MANAGUA, 20 Oct – Responding to severe flooding in central America, a MapAction team has deployed to Nicaragua today.
Torrential rain from Tropical Depression 12-E has caused extensive flooding across Guatemala, El Salvador, Honduras and Nicaragua. Damage to roads and infrastructure from landslides has left many communities cut off from help.
A United Nations disaster assessment team was mobilised on Wednesday 19 October to assist in Nicaragua, where the government declared a state of emergency after more than 130,000 people were reported as affected. A MapAction team was requested to support the UN mission.
MapAction volunteers James Steel and Adia Bey flew out from the UK on Thursday morning to Managua, to rendezvous with the UN team. They took with them extensive GIS data for the region, assembled overnight from a wide range of sources by other MapAction team members through the charity’s well rehearsed ‘data scramble’ procedures. Meanwhile, mission equipment was prepared at MapAction’s new operations centre in Saunderton in Buckinghamshire, UK.
James Steel has deployed on numerous humanitarian missions with MapAction, including to Haiti, Pakistan, South East Asia and most recently to North Africa in March. For Adia Bey it is her first emergency mission since she joined the charity as a volunteer early this year. She recently took part in a UN disaster response training course in Peru.
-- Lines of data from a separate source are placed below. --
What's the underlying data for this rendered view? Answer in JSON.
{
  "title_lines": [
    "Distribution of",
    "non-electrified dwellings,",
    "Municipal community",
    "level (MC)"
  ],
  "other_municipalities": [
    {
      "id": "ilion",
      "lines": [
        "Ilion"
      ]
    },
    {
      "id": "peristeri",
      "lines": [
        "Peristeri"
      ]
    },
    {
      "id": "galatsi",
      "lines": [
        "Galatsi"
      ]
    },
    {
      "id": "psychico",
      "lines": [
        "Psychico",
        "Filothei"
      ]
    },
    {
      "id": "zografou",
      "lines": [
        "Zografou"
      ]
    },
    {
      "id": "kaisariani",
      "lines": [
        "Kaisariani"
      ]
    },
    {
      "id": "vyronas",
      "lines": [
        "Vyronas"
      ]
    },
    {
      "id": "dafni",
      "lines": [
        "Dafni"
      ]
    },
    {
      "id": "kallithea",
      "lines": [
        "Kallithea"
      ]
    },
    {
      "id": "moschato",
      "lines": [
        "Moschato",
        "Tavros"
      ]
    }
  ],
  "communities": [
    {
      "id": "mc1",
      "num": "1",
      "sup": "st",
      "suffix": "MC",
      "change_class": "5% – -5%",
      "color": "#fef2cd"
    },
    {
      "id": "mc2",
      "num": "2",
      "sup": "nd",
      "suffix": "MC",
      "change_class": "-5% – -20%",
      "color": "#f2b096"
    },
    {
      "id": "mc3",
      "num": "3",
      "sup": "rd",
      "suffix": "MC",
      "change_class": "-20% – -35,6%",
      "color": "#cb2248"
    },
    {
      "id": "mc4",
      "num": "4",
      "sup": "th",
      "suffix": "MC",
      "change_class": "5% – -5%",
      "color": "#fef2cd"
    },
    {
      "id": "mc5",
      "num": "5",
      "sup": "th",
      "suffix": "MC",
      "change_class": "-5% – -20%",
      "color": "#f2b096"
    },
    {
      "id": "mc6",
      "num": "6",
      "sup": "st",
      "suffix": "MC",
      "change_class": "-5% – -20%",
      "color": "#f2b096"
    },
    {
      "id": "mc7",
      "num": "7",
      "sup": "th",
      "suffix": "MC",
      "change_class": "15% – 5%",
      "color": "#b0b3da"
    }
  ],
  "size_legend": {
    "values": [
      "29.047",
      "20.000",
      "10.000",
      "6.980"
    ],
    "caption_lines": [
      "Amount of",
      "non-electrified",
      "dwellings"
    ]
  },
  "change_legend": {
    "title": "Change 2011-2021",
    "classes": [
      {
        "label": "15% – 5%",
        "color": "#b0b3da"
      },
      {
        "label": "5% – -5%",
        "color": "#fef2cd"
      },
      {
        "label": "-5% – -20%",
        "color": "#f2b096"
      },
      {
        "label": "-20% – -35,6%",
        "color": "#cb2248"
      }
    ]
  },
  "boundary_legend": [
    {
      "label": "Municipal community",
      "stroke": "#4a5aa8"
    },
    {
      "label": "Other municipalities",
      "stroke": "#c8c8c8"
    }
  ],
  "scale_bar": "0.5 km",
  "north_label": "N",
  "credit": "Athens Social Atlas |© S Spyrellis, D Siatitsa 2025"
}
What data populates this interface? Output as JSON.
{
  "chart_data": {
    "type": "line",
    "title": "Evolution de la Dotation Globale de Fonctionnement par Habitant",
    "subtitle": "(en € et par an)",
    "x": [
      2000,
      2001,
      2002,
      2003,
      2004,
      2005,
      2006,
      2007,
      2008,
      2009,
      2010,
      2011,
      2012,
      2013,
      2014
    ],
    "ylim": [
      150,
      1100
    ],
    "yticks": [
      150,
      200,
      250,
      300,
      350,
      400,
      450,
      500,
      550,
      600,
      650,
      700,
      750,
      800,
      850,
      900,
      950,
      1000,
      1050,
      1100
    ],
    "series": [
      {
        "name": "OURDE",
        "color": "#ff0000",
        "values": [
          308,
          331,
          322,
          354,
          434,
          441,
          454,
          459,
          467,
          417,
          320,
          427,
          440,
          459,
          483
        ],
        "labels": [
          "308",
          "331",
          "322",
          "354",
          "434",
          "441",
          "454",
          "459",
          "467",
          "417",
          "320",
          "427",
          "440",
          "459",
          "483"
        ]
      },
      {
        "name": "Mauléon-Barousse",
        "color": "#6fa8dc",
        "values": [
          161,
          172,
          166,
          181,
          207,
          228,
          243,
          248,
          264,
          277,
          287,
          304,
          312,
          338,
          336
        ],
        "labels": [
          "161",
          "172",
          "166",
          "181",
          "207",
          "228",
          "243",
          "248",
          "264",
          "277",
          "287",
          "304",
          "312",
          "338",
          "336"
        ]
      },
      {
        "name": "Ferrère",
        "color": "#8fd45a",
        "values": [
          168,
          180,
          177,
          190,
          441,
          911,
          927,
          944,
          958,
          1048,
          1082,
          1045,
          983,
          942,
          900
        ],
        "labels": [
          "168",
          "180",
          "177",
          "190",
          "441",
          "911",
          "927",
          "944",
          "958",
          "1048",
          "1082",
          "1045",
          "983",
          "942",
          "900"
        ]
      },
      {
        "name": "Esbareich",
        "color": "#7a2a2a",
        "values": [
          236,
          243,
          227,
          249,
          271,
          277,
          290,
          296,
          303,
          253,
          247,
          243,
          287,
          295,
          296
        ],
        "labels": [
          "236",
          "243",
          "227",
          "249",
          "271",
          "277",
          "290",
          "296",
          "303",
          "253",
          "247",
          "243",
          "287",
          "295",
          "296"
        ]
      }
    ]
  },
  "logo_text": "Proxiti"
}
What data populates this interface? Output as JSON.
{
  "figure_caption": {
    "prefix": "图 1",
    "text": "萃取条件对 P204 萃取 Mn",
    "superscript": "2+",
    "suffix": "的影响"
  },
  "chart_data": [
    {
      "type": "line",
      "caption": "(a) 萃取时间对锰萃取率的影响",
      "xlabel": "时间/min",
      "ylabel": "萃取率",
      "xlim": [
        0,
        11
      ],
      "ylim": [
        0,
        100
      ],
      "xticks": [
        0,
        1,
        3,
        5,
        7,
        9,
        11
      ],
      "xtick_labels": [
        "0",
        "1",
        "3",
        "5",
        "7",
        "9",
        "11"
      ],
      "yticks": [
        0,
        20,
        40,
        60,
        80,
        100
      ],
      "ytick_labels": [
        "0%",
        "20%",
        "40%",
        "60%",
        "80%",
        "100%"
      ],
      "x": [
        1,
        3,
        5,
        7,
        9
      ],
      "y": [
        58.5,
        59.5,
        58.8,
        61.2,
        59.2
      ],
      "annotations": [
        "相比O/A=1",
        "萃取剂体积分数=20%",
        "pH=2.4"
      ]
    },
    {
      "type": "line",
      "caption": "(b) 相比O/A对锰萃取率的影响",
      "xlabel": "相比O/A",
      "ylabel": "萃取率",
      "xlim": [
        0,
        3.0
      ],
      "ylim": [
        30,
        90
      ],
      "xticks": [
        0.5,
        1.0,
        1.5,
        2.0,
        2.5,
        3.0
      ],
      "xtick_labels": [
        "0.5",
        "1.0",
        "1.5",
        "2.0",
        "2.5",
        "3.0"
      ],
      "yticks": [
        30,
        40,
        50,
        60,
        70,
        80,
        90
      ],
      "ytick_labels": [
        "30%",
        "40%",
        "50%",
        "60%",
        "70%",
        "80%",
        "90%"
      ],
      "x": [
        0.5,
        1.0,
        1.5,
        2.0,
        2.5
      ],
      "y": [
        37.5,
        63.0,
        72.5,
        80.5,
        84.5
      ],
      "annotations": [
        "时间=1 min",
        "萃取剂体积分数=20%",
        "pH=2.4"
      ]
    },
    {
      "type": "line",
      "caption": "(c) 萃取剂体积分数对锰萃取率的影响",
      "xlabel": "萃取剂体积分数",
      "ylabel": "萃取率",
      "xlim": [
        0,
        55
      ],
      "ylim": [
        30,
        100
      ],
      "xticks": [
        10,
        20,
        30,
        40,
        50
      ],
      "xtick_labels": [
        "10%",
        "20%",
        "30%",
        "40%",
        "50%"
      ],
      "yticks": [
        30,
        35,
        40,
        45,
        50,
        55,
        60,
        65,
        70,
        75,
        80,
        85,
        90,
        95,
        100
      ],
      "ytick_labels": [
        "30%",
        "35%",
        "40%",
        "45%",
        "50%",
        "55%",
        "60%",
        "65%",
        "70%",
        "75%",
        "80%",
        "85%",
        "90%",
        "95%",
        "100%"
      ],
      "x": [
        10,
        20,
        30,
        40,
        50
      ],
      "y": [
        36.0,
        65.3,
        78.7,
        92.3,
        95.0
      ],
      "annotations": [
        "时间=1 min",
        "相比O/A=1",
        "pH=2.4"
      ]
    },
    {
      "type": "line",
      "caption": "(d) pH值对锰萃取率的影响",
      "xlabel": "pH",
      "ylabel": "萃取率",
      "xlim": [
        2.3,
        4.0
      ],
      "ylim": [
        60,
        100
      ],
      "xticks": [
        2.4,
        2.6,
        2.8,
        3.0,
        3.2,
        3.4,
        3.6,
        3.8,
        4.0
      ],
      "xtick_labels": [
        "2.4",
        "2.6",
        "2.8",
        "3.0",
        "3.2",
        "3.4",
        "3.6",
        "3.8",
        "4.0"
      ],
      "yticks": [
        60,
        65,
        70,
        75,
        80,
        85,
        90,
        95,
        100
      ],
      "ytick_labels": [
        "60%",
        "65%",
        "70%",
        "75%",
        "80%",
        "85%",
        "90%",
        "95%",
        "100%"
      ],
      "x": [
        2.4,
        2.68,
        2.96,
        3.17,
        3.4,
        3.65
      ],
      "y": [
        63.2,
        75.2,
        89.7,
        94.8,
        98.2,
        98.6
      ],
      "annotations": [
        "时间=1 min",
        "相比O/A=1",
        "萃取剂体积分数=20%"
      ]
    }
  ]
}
James Steel commented: “The MapAction team has completed the preparation for this mission with their usual speed and efficiency. Two hours after the ‘go’ decision yesterday evening a briefing about the available map data, a list of the mission kit that will be waiting for us at Heathrow airport, and a full security risk assessment had all been forwarded to my blackberry! Great teamwork”.
MapAction is a charity that provides life-saving information about disaster situations in the form of maps. It is the only non-governmental organisation (NGO) anywhere in the world with a capacity to deploy a fully trained and equipped humanitarian mapping and information management team, often within a few hours of an alert. Its highly-skilled volunteers play a vital role in helping to coordinate the national and international emergency response by gathering information such as:
- Which communities are in the greatest need?
- What are their priority needs?
- How can aid agencies best reach them?